The butcher carves up the meat to their specifications. One cow is enough to load a freezer and feed a family for the year, Kelso said. Those who have tasted Kelso’s beef say they won’t ever go back to the grocery store for it again.
“I’ve been spoiled. Steve’s beef is so tender and lean. I can’t go back. I won’t even buy the other stuff,” said his co-worker, fellow city planner Karen Smith, a loyal customer since Kelso began his cattle operation 10 years ago. “If I have to buy beef from the grocery store, it’s ground sirloin.”
Eight to 10 City Hall employees buy his beef each year, including former colleague Todd Russell, who left his post as information systems director this year to work at Carpenter Technology.
“I like it because I know what I’m getting,” Russell said. “It tastes better, too. Sometimes I don’t even have to use a knife to cut it, it’s so tender. I just use my fork. And even though I’m paying two people, it ends up being cheaper per pound buying it this way.”
Kelso has 30 cows and three bulls, one of which is his new prize — a 1-year-old pure Red Angus he bought from Danny Osborne of Oof Farms in Athens.
“Check out his butt,” Kelso said as the hulking, brassy-colored bull buried his thick head in a hay bale, oblivious to his admirer.

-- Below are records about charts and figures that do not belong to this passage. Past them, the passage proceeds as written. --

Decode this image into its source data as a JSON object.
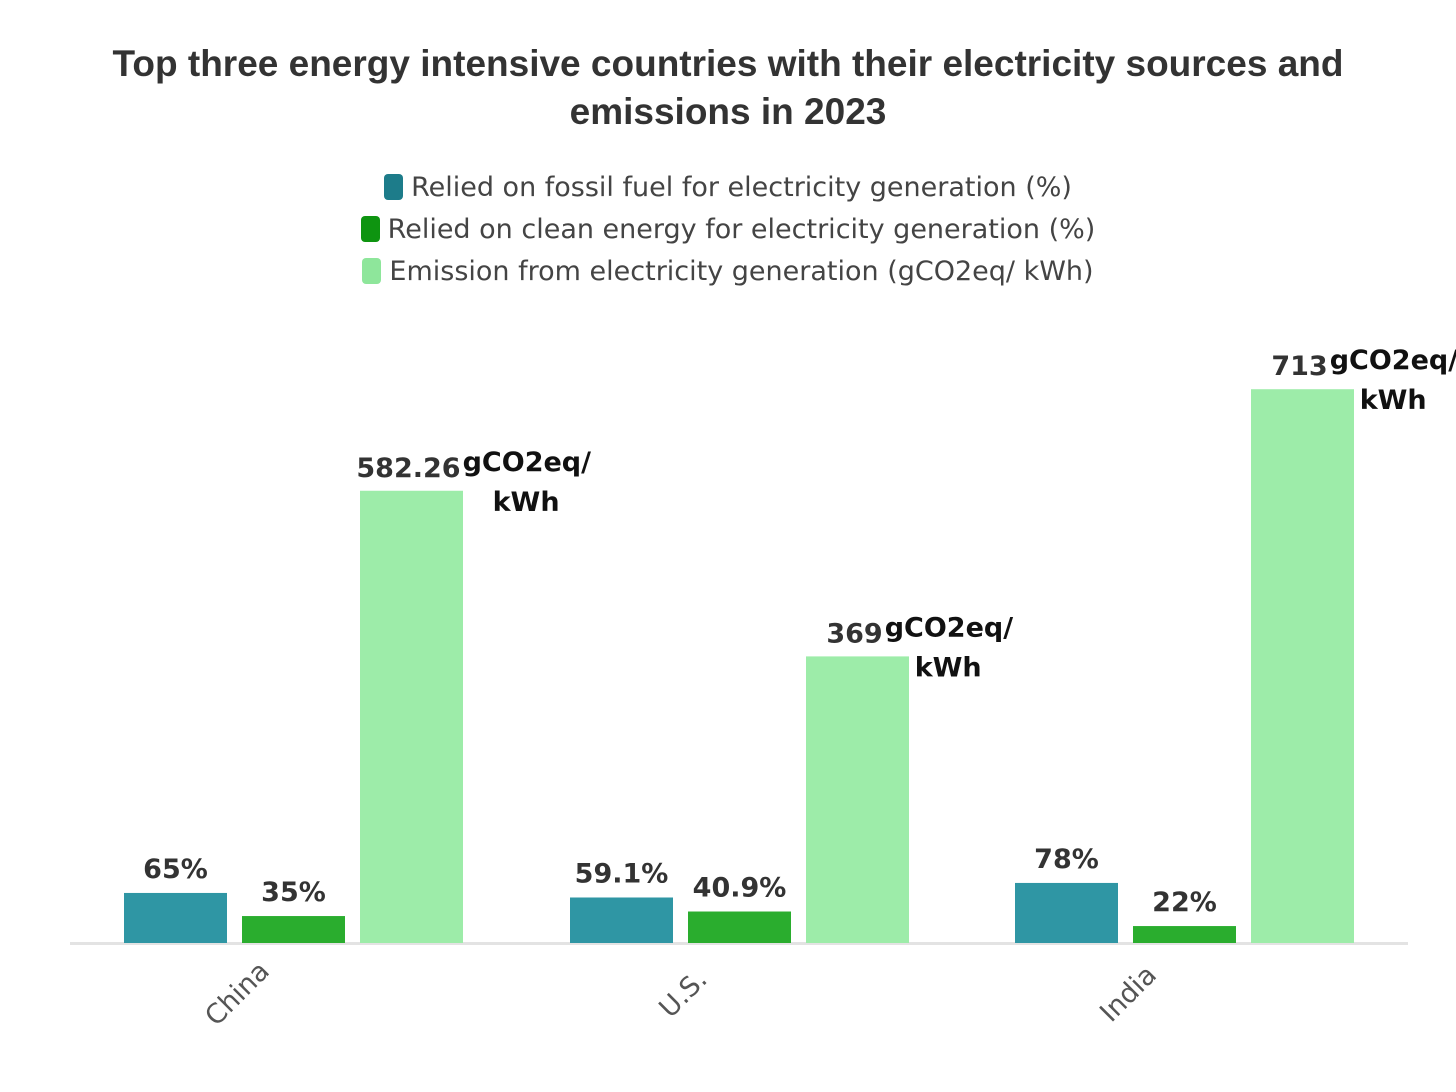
{
  "chart_data": {
    "type": "bar",
    "title": "Top three energy intensive countries with their electricity sources and emissions in 2023",
    "title_lines": [
      "Top three energy intensive countries with their electricity sources and",
      "emissions in 2023"
    ],
    "categories": [
      "China",
      "U.S.",
      "India"
    ],
    "series": [
      {
        "name": "Relied on fossil fuel for electricity generation (%)",
        "color": "#2f96a4",
        "values": [
          65,
          59.1,
          78
        ],
        "labels": [
          "65",
          "59.1",
          "78"
        ],
        "unit": "%"
      },
      {
        "name": "Relied on clean energy for electricity generation (%)",
        "color": "#2aad2e",
        "values": [
          35,
          40.9,
          22
        ],
        "labels": [
          "35",
          "40.9",
          "22"
        ],
        "unit": "%"
      },
      {
        "name": "Emission from electricity generation (gCO2eq/ kWh)",
        "color": "#9deca9",
        "values": [
          582.26,
          369,
          713
        ],
        "labels": [
          "582.26",
          "369",
          "713"
        ],
        "unit_lines": [
          "gCO2eq/",
          "kWh"
        ]
      }
    ],
    "legend_swatch_colors": [
      "#1d7c8a",
      "#0e9410",
      "#8ee69b"
    ],
    "ylim": [
      0,
      800
    ],
    "grid": false,
    "legend_position": "top-center",
    "xlabel": "",
    "ylabel": ""
  }
}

The bull dwarfed its pasture mates, two female Red Angus/Hereford cows that are 2 years old.
“I’m really excited about him,” Kelso said with a smile. “He is the prime example of what a Red Angus bull should be.”
Kelso is two years from retirement from the city. He has worked in the Planning Department the past 23 years. And although he loves his job — particularly now as new businesses and projects pop up around his hometown, he’s beginning to look forward to devoting his time fully to his cattle operation.

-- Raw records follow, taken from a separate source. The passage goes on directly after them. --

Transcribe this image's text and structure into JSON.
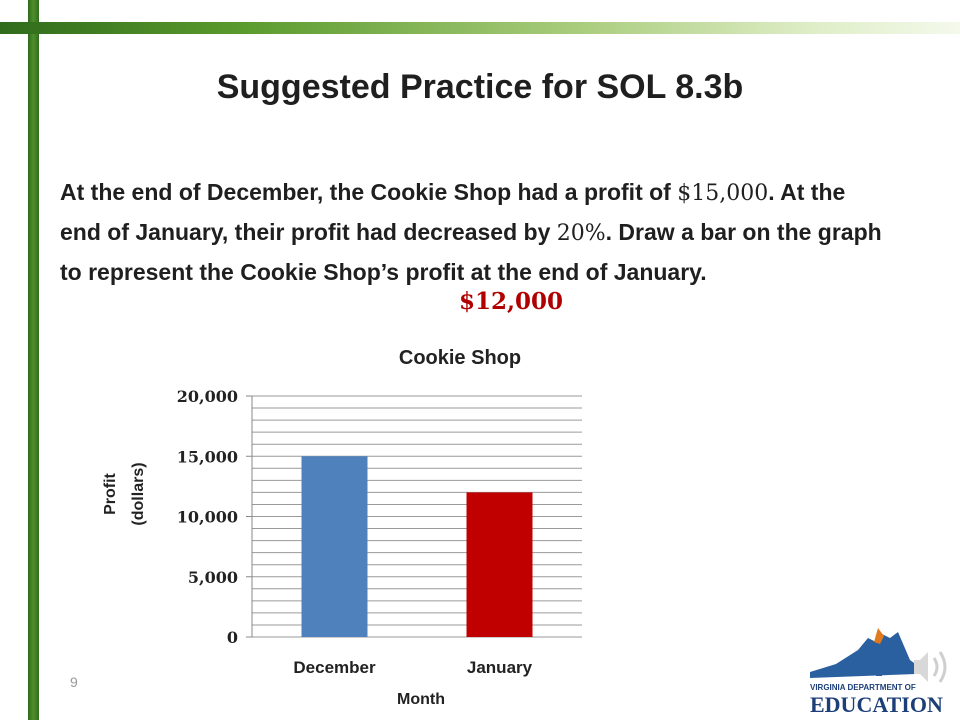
{
  "slide": {
    "title": "Suggested Practice for SOL 8.3b",
    "problem": {
      "part1": "At the end of December, the Cookie Shop had a profit of",
      "amount": "$15,000",
      "part2": ". At the end of January, their profit had decreased by",
      "percent": "20%",
      "part3": ". Draw a bar on the graph to represent the Cookie Shop’s profit at the end of January."
    },
    "answer": "$12,000",
    "page_number": "9",
    "logo_text": "VIRGINIA DEPARTMENT OF EDUCATION"
  },
  "colors": {
    "december_bar": "#4f81bd",
    "january_bar": "#c00000",
    "answer_text": "#b00000"
  },
  "chart_data": {
    "type": "bar",
    "title": "Cookie Shop",
    "categories": [
      "December",
      "January"
    ],
    "values": [
      15000,
      12000
    ],
    "ytick_labels": [
      "0",
      "5,000",
      "10,000",
      "15,000",
      "20,000"
    ],
    "ylim": [
      0,
      20000
    ],
    "ylabel": [
      "Profit",
      "(dollars)"
    ],
    "xlabel": "Month",
    "grid": true,
    "grid_step": 1000,
    "legend": "none"
  },
  "icons": {
    "speaker": "speaker-icon",
    "logo": "virginia-doe-logo"
  }
}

“It’s my hunting, fishing and golfing all rolled into one,” he said. “I think you’re born with it. I feel like I’m their shepherd. They’re God’s animals. I’m just taking care of them for a while.”

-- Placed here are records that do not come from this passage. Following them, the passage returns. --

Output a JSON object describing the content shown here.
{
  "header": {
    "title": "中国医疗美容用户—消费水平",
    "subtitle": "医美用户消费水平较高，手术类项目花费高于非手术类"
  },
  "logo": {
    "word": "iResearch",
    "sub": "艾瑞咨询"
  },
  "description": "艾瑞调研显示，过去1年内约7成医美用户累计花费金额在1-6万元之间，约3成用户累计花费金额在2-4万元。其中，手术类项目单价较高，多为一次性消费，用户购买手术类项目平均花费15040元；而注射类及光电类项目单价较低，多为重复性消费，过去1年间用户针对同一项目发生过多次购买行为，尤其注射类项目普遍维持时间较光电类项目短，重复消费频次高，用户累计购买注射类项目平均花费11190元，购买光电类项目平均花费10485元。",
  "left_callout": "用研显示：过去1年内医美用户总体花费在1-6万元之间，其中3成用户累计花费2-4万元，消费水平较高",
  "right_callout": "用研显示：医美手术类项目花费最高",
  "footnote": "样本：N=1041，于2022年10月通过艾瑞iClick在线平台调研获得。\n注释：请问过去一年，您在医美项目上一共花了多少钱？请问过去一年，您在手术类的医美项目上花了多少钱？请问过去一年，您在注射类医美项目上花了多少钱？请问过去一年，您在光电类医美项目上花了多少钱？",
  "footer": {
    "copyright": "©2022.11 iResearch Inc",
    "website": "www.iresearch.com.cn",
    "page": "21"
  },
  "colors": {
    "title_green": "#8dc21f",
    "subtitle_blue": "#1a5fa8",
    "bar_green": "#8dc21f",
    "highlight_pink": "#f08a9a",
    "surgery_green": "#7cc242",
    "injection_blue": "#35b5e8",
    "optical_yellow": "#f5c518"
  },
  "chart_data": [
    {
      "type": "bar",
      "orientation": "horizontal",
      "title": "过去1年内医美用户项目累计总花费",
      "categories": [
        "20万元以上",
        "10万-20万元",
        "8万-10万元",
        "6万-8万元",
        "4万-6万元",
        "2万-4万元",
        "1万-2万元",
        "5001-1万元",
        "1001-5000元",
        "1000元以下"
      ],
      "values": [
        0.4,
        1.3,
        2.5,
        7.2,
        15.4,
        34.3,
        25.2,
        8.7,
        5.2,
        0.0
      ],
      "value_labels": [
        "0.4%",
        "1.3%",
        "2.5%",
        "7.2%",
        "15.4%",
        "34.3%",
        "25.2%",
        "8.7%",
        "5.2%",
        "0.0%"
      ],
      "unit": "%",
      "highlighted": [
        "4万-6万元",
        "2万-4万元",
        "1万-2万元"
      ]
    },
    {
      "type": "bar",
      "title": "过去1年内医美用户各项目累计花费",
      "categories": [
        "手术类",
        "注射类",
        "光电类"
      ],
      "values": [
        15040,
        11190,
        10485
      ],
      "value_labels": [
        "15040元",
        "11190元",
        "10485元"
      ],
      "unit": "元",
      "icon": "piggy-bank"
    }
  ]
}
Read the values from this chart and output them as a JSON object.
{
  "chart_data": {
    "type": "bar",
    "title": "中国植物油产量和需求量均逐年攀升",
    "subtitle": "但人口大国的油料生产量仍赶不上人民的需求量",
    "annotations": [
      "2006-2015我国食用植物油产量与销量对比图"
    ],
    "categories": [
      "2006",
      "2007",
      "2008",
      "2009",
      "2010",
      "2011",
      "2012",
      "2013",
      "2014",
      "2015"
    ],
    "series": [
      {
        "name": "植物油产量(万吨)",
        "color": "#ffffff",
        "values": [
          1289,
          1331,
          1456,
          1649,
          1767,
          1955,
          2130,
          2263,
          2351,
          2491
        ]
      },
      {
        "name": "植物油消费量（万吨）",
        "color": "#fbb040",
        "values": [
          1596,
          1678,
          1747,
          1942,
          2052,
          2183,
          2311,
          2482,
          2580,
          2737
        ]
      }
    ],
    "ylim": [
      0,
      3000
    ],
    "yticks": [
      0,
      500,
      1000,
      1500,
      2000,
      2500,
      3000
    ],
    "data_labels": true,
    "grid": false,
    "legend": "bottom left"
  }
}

As a child, Kelso was drawn to a Bible passage in which God tasks Adam with naming and caring for the world’s animals. Kelso said he was called to preach 22 years ago, and since then, he has been pastor at a string of nearby country churches, filling in when their pastors leave.
“I’ve never went seeking,” he said. “I feel like I’ve always allowed the Lord to open doors for me. I’m so thankful for my blessings. George Bailey (Jimmy Stewart’s character in the film ‘It’s a Wonderful Life’) doesn’t have anything on me.”
Kelso longed for a family as a young boy growing up in Decatur. Much of his childhood did not include his father. But he said his cup runs over now. He has the “perfect preacher’s wife” in Cindy, whom he married 30 years ago.
Together, they have two adult children, Jeff Kelso and Emily Dunlap. A second grandchild is on the way, and Kelso is set on making one of his grandchildren “a cow person.”
“I buy Chloe all these tractor and farming magazines, but her parents throw them away,” he joked. “Her cow was born around the same time she was, and all the proceeds from it go into her college fund.”